It's the first time that IT companies have taken responsibility for the recycling of used or broken products in the mainland, the world's biggest consumer electronic market.

Lenovo, China's No. 1 PC maker, said on Monday it has started to recycle all products sold in the Chinese mainland starting from yesterday, which include Lenovo-branded computers and Thinkpad laptops.

Owners can send the used products to Lenovo's locations or call Lenovo for a pick up from homes or offices.

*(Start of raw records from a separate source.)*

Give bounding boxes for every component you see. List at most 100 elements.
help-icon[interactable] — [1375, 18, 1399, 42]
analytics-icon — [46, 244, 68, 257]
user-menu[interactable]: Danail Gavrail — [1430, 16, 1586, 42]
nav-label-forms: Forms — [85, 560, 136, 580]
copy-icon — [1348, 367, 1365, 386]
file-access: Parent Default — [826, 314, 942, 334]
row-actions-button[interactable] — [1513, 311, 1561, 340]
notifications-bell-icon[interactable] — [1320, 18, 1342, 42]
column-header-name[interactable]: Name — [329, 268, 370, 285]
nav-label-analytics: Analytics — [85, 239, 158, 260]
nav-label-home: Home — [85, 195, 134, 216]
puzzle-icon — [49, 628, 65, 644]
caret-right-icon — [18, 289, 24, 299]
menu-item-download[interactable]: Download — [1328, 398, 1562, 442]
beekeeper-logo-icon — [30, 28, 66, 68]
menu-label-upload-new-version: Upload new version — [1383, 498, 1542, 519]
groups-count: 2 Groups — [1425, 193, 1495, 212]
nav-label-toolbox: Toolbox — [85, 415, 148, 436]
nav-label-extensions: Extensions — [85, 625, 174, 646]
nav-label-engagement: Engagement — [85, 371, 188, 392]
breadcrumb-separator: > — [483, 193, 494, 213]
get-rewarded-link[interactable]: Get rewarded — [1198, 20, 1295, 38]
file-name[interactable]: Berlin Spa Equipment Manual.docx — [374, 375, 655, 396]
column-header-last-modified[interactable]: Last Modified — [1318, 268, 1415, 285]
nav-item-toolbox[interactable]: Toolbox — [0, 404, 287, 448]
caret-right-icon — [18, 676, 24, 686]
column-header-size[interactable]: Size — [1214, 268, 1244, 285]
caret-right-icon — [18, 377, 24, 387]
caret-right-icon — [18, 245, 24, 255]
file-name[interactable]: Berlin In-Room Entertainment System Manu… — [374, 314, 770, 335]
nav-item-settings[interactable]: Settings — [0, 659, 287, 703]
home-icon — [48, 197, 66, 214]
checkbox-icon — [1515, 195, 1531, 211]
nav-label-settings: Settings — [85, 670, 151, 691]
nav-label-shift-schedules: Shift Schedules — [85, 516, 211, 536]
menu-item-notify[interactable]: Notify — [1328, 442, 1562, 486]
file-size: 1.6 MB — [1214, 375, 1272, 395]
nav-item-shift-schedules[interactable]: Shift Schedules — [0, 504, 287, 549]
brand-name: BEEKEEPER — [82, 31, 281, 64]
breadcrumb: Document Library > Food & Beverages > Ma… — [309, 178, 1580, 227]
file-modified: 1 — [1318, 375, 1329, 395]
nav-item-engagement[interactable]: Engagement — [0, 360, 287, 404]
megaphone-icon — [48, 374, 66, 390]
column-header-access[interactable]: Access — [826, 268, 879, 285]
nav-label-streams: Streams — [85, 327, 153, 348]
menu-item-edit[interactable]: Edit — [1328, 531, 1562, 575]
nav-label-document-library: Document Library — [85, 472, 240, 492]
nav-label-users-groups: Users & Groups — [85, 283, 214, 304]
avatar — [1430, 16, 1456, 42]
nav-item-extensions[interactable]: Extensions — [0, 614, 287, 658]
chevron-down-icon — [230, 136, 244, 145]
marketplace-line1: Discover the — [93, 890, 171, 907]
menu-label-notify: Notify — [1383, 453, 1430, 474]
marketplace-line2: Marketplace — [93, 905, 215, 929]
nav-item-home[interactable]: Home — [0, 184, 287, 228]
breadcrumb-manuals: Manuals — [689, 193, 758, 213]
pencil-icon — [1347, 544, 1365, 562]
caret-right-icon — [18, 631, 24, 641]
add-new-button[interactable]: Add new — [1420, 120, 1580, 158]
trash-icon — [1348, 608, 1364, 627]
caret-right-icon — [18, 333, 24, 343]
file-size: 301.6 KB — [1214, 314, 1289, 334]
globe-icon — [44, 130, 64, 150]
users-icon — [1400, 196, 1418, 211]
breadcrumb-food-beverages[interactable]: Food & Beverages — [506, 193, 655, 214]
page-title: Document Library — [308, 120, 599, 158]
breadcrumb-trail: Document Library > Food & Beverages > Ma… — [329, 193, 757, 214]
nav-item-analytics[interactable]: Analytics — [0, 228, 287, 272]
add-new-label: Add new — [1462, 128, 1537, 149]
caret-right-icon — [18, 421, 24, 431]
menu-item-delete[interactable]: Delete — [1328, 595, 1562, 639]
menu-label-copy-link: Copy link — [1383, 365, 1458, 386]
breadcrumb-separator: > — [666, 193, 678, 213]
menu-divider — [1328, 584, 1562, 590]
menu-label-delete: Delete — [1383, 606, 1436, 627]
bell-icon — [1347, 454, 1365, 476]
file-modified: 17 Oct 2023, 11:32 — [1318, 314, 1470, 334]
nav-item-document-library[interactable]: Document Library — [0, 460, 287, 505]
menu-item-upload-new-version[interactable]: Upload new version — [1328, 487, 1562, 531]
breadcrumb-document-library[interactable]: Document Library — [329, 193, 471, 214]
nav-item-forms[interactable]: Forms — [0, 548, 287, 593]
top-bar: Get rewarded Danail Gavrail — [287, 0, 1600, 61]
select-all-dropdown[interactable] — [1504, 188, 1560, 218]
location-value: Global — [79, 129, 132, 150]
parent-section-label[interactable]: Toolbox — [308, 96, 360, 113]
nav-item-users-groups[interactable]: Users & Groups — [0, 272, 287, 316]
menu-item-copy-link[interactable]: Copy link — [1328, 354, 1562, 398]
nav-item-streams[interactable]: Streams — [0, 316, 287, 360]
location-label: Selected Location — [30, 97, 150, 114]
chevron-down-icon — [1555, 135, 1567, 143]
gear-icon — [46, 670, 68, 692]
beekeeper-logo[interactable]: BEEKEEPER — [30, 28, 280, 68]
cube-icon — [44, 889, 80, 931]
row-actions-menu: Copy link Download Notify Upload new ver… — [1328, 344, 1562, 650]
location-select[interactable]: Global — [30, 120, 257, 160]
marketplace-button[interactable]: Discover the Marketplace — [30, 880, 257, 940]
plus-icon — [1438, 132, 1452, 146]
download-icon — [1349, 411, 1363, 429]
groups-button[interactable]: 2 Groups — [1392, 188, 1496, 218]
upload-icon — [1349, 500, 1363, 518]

Lenovo pays a government-authorized firm to recycle the e-waste.

Dell Inc, the world's No. 1 PC maker, also said last week it is offering to recycle its products sold in the mainland free of charge.

The Chinese mainland computer recycling industry is in disorder because many small-size firms use unprofessional chemical methods to recycle or refurbish the machines, which often leave behind contaminants which hurt the environment, industry insiders said.

Since 2003, for which latest figures are available, China's mainland has been producing 1.1 million tons of electronic waste annually, including five million televisions, five million refrigerators, five million computers and more than 10 million mobile phones but the manufacturers of these products did not recycle them.

"It is a nice way to improve corporate image and it is a positive response to the coming (electronic waste control) policy," said Lu Yu, an analyst at Beijing-based CCID Consulting, a research firm under the Ministry of Information Industry.

The Chinese government plans to make producers, distributors and users of domestic appliances and electronic products responsible for the growing amount of high-tech junk they produce. The related policy will take effect as early as next March, MII said.

Decades of strong economic growth have ravaged China mainland's environment.

Under Dell's program, it will offer to pack and test old computer equipment to determine whether it can be resold to another user. If the equipment meets certain specifications, it will be resold with the proceeds going to the original user. The service is only available to enterprise users in the mainland, Dell said in a statement.